Real-world R code uses patterns that cannot be statically typed — metaprogramming, eval(parse(...)), dynamic do.call — Infr provides explicit escape hatches rather than pretending these don't exist.

The any type

Opt out of type checking for a specific binding:

const result: any <- eval(parse(text = some_string))
# No type checking on `result`

@infr-ignore

Suppress the Infr diagnostic on the next line.
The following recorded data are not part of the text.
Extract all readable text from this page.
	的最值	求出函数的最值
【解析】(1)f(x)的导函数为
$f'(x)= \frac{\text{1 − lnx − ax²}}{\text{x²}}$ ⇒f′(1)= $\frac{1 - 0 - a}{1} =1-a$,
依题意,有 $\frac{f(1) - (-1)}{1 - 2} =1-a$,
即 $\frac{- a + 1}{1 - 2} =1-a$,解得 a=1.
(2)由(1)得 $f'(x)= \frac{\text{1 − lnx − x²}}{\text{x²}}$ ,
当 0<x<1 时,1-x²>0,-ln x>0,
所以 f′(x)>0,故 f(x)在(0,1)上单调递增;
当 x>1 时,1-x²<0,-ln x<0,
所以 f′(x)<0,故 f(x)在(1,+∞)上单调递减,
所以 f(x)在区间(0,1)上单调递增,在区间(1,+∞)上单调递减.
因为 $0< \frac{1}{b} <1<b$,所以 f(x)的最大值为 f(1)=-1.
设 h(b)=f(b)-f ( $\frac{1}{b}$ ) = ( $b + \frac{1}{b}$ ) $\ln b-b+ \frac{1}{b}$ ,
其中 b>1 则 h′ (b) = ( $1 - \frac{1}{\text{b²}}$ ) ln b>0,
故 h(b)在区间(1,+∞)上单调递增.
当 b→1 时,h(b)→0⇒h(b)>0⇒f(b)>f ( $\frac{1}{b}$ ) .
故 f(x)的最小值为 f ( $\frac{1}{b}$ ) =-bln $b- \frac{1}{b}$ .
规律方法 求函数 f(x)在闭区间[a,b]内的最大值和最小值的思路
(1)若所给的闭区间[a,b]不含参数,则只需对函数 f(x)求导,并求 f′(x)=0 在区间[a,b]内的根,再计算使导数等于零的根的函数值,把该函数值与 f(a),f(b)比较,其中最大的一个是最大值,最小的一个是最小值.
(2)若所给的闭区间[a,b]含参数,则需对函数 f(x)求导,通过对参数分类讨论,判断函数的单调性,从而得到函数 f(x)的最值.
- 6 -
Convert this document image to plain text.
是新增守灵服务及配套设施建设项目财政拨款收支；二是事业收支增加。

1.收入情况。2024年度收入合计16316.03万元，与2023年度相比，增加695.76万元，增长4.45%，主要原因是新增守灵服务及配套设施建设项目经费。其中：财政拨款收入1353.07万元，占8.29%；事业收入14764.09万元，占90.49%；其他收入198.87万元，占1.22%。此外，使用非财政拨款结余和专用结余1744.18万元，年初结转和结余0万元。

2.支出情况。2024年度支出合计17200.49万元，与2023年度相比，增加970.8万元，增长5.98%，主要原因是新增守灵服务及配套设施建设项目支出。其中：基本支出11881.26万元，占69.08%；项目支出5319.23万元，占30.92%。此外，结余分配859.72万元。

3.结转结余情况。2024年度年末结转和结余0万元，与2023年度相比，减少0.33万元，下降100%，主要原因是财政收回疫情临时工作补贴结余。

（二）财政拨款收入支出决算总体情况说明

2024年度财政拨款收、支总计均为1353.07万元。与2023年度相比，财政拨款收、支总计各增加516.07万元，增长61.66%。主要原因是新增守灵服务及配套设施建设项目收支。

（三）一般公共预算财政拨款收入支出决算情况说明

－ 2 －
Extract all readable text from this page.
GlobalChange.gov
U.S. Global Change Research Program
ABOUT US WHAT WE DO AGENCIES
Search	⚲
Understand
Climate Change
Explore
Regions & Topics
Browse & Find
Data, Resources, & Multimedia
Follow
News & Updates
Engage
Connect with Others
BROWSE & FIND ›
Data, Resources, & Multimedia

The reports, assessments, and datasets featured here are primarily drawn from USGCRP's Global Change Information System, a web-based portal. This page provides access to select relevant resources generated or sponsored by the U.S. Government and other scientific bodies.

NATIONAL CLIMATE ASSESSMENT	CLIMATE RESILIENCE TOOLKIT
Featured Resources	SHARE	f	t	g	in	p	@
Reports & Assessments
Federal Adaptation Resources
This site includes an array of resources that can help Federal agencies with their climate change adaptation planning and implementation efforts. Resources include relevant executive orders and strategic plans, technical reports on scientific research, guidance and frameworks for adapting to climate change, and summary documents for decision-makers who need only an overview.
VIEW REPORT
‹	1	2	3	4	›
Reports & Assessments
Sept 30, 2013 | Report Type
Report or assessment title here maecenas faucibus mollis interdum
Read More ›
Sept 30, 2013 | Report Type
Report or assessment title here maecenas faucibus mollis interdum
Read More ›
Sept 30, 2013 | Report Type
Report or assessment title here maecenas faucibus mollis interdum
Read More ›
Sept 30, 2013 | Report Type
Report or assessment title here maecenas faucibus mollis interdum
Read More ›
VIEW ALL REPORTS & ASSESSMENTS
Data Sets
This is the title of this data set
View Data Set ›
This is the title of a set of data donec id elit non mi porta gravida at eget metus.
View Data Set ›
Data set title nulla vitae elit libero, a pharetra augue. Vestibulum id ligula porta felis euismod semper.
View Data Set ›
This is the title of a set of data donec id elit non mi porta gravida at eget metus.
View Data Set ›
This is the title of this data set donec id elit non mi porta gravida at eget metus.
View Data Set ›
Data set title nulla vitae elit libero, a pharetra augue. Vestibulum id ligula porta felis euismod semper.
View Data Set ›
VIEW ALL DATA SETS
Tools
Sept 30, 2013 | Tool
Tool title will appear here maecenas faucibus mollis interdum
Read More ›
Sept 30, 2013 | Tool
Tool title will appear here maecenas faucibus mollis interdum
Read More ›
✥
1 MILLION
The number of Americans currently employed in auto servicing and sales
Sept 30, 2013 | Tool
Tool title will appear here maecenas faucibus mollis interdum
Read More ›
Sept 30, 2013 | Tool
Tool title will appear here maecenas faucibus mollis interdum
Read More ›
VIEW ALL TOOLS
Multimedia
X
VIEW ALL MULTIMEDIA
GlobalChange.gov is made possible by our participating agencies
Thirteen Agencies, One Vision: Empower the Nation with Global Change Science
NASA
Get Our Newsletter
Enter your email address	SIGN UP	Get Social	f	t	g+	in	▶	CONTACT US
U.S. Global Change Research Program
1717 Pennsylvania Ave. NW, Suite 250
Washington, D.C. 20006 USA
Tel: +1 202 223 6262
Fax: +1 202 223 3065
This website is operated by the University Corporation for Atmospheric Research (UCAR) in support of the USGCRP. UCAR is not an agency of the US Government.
Equivalent to TypeScript's @ts-ignore:

# @infr-ignore
x <- some_weird_metaprogramming_thing()

Use this sparingly. Each @infr-ignore is a spot where Infr can't help you catch bugs.

@infr-nocheck

Disable Infr checking for the entire file. Place at the top of the file:

# @infr-nocheck
# This file contains heavy NSE / metaprogramming. Skip checking for now.

Useful for:

  • Work-in-progress files
  • Files with heavy non-standard evaluation
  • Generated code
  • Files you want to skip during batch builds

When to use escape hatches

SituationRecommended approach
A function you know is correct but Infr can't type@infr-ignore on the call
A whole file with heavy metaprogramming@infr-nocheck at the top
A value from eval, do.call, or similarAnnotate as any
A temporary workaround during migration@infr-ignore with a TODO comment

The goal is to keep escape hatches visible and minimal. Each one is a spot where you've opted out of safety — make them intentional.